WONOSOBO, DiengPost.com – DPC Partai Kebangkitan Bangsa (PKB) Kabupaten Wonosobo menetapkan jajaran ketua Dewan Pengurus Anak Cabang (DPAC) definitif di seluruh kecamatan melalui Musyawarah Anak Cabang (Musancab) serentak, Sabtu (12/9/2026).
Musancab yang digelar di Pondok Pesantren Al Mubaarok, Manggisan, tersebut dihadiri jajaran DPW PKB Jawa Tengah, DPC PKB Wonosobo, pengurus DPAC seluruh kecamatan, serta perwakilan Pengurus Ranting PKB se-Kabupaten Wonosobo.

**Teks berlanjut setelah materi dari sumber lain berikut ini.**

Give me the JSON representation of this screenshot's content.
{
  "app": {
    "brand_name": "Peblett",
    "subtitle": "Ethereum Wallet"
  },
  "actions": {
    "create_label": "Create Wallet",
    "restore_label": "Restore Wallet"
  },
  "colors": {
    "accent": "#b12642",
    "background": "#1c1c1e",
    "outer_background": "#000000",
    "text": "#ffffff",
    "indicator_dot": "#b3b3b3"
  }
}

Ketua Tim Pendamping Pembentukan Kepengurusan (TPPK) PKB Wonosobo, Tolkhah Mahsun, mengatakan seluruh ketua DPAC yang ditetapkan telah melalui proses seleksi. Para calon wajib mengikuti Uji Kelayakan dan Kepatutan (UKK) yang digelar DPW PKB Jawa Tengah, meliputi tes komputer, tes tertulis, dan wawancara.
Kepengurusan baru tersebut juga membawa komposisi generasi muda. Seluruh ketua DPAC terpilih ditetapkan dengan batas usia maksimal 35 tahun. Kebijakan itu menjadi bagian dari komitmen PKB untuk mendorong regenerasi dan memberikan ruang lebih besar kepada kader muda di tingkat kecamatan.
Musancab dibuka Ketua DPW PKB Jawa Tengah, Sarif Abdillah. Ia menekankan bahwa kepengurusan partai harus diikuti dengan kerja nyata dan konsistensi kader di tengah masyarakat.
“Pengabdian dan kaderisasi itu diukur dari seberapa istikomah kita melangkah, melakukan kegiatan, dan pergerakan nyata untuk di tengah-tengah masyarakat. Menjadi pengurus bukan sekedar mendapatkan nama dalam struktur. Itu adalah amanah. Amanah untuk turun ke masyarakat, amanah untuk membesarkan partai, amanah untuk menjaga marwah perjuangan, dan amanah untuk meneruskan cita-cita para pendiri PKB,” ujarnya.
Sarif juga menegaskan bahwa PKB Wonosobo wajib mencalonkan kader sendiri sebagai bupati pada Pilkada mendatang.